Conservation through the lens of maladaptation

Alison Derry, Louis Astorg, Gillian Martin, Dylan Fraser, Antoine Paccard, Rowan Barrett, Lauren Chapman, Steven Brady, Jeffrey Lane, Jorge Negrin Dastis, Marissa Close, Chase Ballas, and Erika Crispo, Southern Connecticut State University

Evolutionarily-informed approaches in conservation typically focus on fostering adaptive responses to human modified environments.

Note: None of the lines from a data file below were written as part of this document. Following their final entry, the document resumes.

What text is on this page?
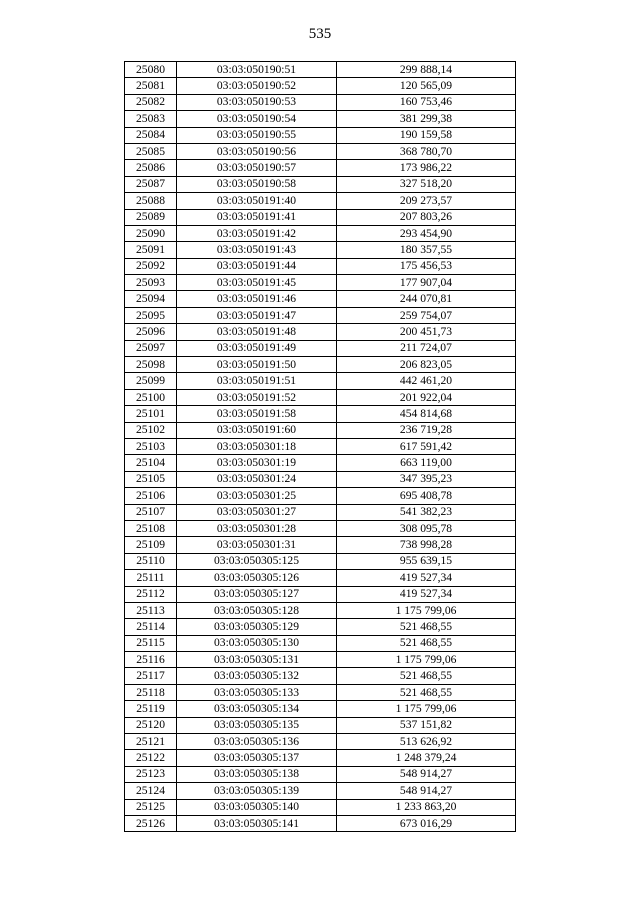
535
25080	03:03:050190:51	299 888,14
25081	03:03:050190:52	120 565,09
25082	03:03:050190:53	160 753,46
25083	03:03:050190:54	381 299,38
25084	03:03:050190:55	190 159,58
25085	03:03:050190:56	368 780,70
25086	03:03:050190:57	173 986,22
25087	03:03:050190:58	327 518,20
25088	03:03:050191:40	209 273,57
25089	03:03:050191:41	207 803,26
25090	03:03:050191:42	293 454,90
25091	03:03:050191:43	180 357,55
25092	03:03:050191:44	175 456,53
25093	03:03:050191:45	177 907,04
25094	03:03:050191:46	244 070,81
25095	03:03:050191:47	259 754,07
25096	03:03:050191:48	200 451,73
25097	03:03:050191:49	211 724,07
25098	03:03:050191:50	206 823,05
25099	03:03:050191:51	442 461,20
25100	03:03:050191:52	201 922,04
25101	03:03:050191:58	454 814,68
25102	03:03:050191:60	236 719,28
25103	03:03:050301:18	617 591,42
25104	03:03:050301:19	663 119,00
25105	03:03:050301:24	347 395,23
25106	03:03:050301:25	695 408,78
25107	03:03:050301:27	541 382,23
25108	03:03:050301:28	308 095,78
25109	03:03:050301:31	738 998,28
25110	03:03:050305:125	955 639,15
25111	03:03:050305:126	419 527,34
25112	03:03:050305:127	419 527,34
25113	03:03:050305:128	1 175 799,06
25114	03:03:050305:129	521 468,55
25115	03:03:050305:130	521 468,55
25116	03:03:050305:131	1 175 799,06
25117	03:03:050305:132	521 468,55
25118	03:03:050305:133	521 468,55
25119	03:03:050305:134	1 175 799,06
25120	03:03:050305:135	537 151,82
25121	03:03:050305:136	513 626,92
25122	03:03:050305:137	1 248 379,24
25123	03:03:050305:138	548 914,27
25124	03:03:050305:139	548 914,27
25125	03:03:050305:140	1 233 863,20
25126	03:03:050305:141	673 016,29
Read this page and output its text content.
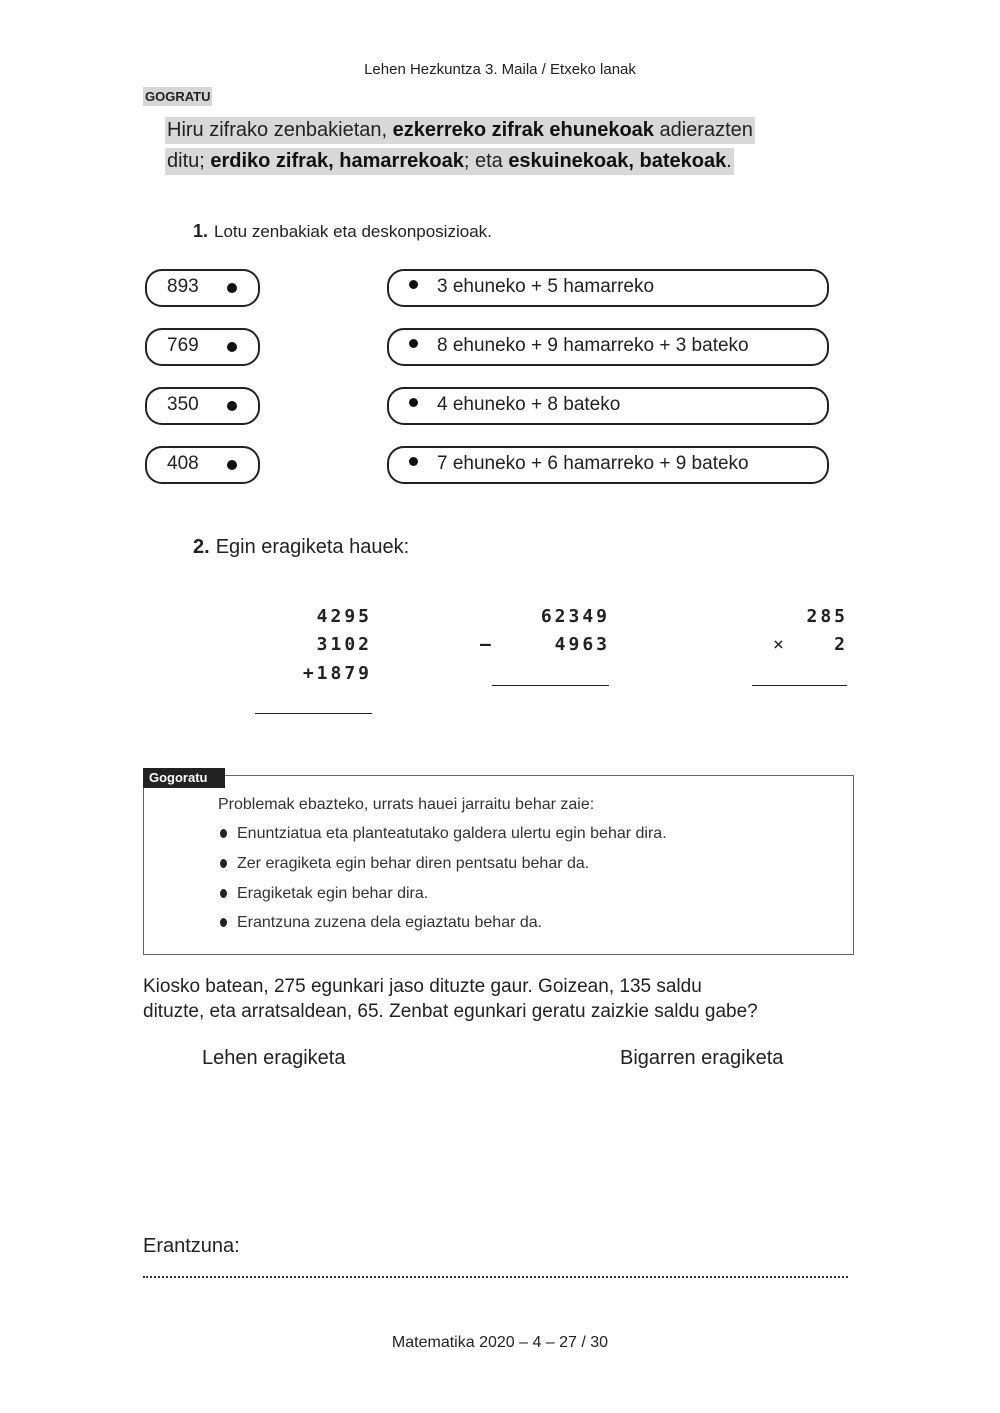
Lehen Hezkuntza 3. Maila / Etxeko lanak
GOGRATU
Hiru zifrako zenbakietan, ezkerreko zifrak ehunekoak adierazten
ditu; erdiko zifrak, hamarrekoak; eta eskuinekoak, batekoak.
1. Lotu zenbakiak eta deskonposizioak.
893
769
350
408
3 ehuneko + 5 hamarreko
8 ehuneko + 9 hamarreko + 3 bateko
4 ehuneko + 8 bateko
7 ehuneko + 6 hamarreko + 9 bateko
2. Egin eragiketa hauek:
4295
3102
+1879
62349
—	4963
285
×	2
Gogoratu
Problemak ebazteko, urrats hauei jarraitu behar zaie:
Enuntziatua eta planteatutako galdera ulertu egin behar dira.
Zer eragiketa egin behar diren pentsatu behar da.
Eragiketak egin behar dira.
Erantzuna zuzena dela egiaztatu behar da.
Kiosko batean, 275 egunkari jaso dituzte gaur. Goizean, 135 saldu
dituzte, eta arratsaldean, 65. Zenbat egunkari geratu zaizkie saldu gabe?
Lehen eragiketa	Bigarren eragiketa
Erantzuna:
Matematika 2020 – 4 – 27 / 30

Goals guiding such approaches are generally aimed either at maintaining optimal traits (i.e. conservation for an adaptive state) or increasing adaptive potential (i.e. conservation for an adaptive process). When viewed through a traditional adaptive conservation framework, these two approaches are somewhat polar. The former aims to maximize current population fitness by reducing phenotype-environment mismatch. The latter, however, aims to maintain phenotypic variance to support adaptive responses in the future. Yet this variance should cause genetic load, increasing population maladaptation until adaptive outcomes are realized. Here, we attempt to bridge these seemingly conflicting goals through a (mal)adaptive view of conservation. We use meta-analysis to evaluate the advantages and disadvantages of these two different conservation strategies. We explicitly consider natural processes (e.g. migration load, introgression) and intervention tactics (e.g. hybridization, assisted migration) that can result in increased maladaptation but potentially lead to more sustainable populations. We highlight the ways in which a (mal)adaptive conservation framework can contribute to improved conservation management. In particular, management decisions made to support the process of adaptation must adequately account for maladaptation as an inevitable outcome and even as a tool to bolster adaptive capacity to changing conditions.